Romans 7:19-20 He keeps doing evil, even when he knows it is wrong. He says, “It is no longer I who do it, but sin that dwells within me.” Does this mean that Paul isn’t responsible for disobeying God since it’s not really him doing it, but some kind of sin force? Douglass Moo nicely explains what’s going on here:
“At first sight, Paul would appear to be saying something unlikely and, indeed, dangerous: that he is not responsible for his actions. But this is not what he means. His point is that his failure to put into action what he wills to do shows that there is something besides himself involved in the situation...another factor that interferes with his performance of what he wants to do. This other factor is indwelling sin. sin is not a power that operates outside of people, making them do its bidding; sin is something resident in the very being, “dwelling” within people, ruling over them like a master over a slave.”

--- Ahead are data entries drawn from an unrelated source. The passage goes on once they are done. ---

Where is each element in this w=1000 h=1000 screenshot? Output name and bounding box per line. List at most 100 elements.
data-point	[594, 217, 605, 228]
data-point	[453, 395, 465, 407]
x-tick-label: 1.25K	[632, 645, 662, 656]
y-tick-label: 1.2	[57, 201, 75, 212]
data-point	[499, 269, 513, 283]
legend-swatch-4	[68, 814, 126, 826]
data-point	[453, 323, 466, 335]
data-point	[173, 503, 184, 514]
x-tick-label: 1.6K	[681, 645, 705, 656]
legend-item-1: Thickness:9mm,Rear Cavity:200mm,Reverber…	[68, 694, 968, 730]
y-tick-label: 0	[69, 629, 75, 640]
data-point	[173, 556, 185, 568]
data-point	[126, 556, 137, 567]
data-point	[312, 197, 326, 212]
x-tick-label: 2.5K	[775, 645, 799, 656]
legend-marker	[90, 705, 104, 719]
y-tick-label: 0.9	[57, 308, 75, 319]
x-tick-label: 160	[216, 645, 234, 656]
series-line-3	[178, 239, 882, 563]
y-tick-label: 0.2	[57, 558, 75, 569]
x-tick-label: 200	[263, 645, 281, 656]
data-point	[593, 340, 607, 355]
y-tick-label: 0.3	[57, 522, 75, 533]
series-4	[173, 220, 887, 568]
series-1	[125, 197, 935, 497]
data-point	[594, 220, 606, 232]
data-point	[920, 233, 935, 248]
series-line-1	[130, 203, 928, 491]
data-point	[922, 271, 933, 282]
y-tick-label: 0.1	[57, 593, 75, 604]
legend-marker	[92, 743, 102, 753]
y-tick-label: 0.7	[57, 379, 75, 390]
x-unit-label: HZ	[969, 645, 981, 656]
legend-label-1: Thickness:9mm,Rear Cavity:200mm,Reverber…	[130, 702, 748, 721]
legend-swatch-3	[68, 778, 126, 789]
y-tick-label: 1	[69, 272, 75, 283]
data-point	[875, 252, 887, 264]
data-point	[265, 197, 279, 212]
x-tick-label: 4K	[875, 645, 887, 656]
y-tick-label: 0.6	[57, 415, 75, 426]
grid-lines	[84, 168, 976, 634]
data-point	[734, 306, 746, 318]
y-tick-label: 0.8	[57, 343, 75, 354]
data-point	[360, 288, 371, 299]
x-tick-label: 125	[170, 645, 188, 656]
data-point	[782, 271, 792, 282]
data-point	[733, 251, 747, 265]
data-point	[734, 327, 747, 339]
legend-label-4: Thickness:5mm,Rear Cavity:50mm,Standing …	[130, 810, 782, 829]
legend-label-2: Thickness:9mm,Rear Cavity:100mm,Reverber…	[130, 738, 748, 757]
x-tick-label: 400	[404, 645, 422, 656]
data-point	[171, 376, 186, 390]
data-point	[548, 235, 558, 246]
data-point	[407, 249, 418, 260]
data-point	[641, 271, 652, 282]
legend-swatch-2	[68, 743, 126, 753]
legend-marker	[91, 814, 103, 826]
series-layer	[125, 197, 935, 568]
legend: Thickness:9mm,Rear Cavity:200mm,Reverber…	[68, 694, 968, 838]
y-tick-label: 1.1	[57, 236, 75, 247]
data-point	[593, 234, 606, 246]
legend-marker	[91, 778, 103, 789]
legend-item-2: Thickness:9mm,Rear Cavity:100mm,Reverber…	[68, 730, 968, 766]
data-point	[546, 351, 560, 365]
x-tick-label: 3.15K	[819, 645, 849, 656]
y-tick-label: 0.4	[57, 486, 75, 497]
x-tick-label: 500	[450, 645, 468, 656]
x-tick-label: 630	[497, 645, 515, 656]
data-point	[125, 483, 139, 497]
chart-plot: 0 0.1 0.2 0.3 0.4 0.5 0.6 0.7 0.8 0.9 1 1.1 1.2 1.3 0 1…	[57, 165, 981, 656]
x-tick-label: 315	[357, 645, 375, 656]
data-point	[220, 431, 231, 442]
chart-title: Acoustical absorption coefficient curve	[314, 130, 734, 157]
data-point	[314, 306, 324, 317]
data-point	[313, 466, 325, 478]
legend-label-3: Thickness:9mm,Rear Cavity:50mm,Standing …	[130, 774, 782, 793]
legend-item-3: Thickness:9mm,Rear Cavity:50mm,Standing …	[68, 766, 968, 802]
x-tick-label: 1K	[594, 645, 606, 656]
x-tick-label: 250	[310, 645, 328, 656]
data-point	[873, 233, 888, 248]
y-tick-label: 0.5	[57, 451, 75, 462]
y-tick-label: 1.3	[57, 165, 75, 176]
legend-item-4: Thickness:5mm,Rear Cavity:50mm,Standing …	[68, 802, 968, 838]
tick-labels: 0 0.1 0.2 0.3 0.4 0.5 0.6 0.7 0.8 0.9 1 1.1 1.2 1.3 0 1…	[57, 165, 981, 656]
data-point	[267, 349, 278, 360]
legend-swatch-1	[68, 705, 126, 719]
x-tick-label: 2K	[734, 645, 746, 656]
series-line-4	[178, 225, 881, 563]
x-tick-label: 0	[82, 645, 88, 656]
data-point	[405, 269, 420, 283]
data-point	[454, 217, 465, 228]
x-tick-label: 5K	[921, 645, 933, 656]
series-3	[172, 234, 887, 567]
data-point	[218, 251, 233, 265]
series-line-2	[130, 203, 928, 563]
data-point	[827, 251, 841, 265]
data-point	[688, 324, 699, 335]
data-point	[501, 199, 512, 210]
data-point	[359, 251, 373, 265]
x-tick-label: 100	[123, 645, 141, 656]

Romans 7:2-24 Paul cries out, “Wretched man that I am, who will deliver me?” He feels so conflicted, so trapped, so helpless that cries out for help. In fact, this moment of surrender is precisely the key that unlocks the door of deliverance.
Romans 7:25-8.4 If you are “in Christ Jesus” there’s a new factor: the spirit of life. You’ve got your own will, sin dwelling in you, and now you’ve got the spirit of life that can set you free in Christ Jesus! This means you can overcome. You can have victory over sin. Because of what God has done in Christ, you can be delivered! If this is the case, does that mean genuine Christians no longer have to deal with the flesh and the pull of sin?
Romans 6:9-14; 13:13-14; Galatians 5:17, 24-26 Even as a Christians we have to consider ourselves “dead to sin and alive to God.” This takes continual effort to bring areas of our lives to God and seek deliverance. We cannot make provision for our flesh to gratify its desires. Even if the flesh remains within us, we also have the spirit to aid us. What’s important is that each and every day we wake up and crucify “the flesh with its passions and desires.”
1 Douglass Moo, The Letter to the Romans, Second Edition (Grand Rapids: William B. Eerdmans Publishing Company, 2018), p. 481.